English Roman Catholic priest and martyr

Richard Sergeant 	(executed at Tyburn, 20 April 1586) was an English Roman Catholic priest. He is a Catholic martyr, beatified in 1987.

==Life==

He was probably a younger son of Thomas Sergeant of Stone, Gloucestershire, by Katherine, daughter of John Tyre of Hardwick. He took his degree at the University of Oxford (20 February 1570–1), and arrived at the English College, Reims, on 25 July 1581.

He was ordained subdeacon at Reims (4 April 1582), deacon at Soissons (9 June 1582), and priest at Laon (7 April 1583). He said his first Mass on 21 April, and left for England on 10 September.
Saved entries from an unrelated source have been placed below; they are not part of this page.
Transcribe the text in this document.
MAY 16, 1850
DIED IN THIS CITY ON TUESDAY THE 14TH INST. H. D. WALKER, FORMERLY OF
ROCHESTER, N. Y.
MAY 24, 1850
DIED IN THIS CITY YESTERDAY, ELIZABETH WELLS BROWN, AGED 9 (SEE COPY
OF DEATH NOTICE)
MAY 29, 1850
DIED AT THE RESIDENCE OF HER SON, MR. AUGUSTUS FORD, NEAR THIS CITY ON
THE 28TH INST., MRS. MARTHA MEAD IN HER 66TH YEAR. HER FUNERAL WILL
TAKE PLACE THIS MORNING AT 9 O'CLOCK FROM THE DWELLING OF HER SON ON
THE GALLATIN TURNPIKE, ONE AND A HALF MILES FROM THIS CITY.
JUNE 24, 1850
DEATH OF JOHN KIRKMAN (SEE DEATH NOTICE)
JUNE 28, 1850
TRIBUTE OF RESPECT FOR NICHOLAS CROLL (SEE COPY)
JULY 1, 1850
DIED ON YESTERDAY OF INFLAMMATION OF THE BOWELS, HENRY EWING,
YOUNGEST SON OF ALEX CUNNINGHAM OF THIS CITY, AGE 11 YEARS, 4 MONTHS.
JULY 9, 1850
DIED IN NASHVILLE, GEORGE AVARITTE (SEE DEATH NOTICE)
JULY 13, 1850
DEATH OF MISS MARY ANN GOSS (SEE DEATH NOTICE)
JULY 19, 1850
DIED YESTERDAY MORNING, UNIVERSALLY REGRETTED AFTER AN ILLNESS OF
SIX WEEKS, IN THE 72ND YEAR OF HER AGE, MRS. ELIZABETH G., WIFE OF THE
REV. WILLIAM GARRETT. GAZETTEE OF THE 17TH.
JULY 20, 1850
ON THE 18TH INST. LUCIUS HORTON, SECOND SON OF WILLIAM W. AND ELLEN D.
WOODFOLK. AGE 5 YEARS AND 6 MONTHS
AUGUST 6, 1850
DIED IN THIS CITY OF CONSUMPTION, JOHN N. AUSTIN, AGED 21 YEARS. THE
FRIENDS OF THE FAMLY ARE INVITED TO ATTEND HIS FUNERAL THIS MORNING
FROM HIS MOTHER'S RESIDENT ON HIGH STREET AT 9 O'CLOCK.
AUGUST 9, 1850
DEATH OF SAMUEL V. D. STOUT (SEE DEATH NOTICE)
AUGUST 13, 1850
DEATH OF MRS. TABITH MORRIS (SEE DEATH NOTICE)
He was indicted at the Old Bailey (17 April 1586) as Richard Lea alias Longe.

==William Thomson==
Condemned and executed along with Sargeant was William Thomson, a native of Blackburn, Lancashire, who was educated at local schools before going to the English College at Reims, on 28 May 1583. He was ordained priest in the Reims cathedral (31 March 1583–4). Thomson laboured chiefly in London, and was arrested in the house of Roger Line, husband of Anne Line in Bishopsgate Without, while saying Mass.

Both were executed on 20 April 1586 for being Catholic priests and coming into the realm in violation of the Jesuits, etc. Act 1584.

Both were beatified by Pope John Paul II in 1987 and are commemorated on 4 May.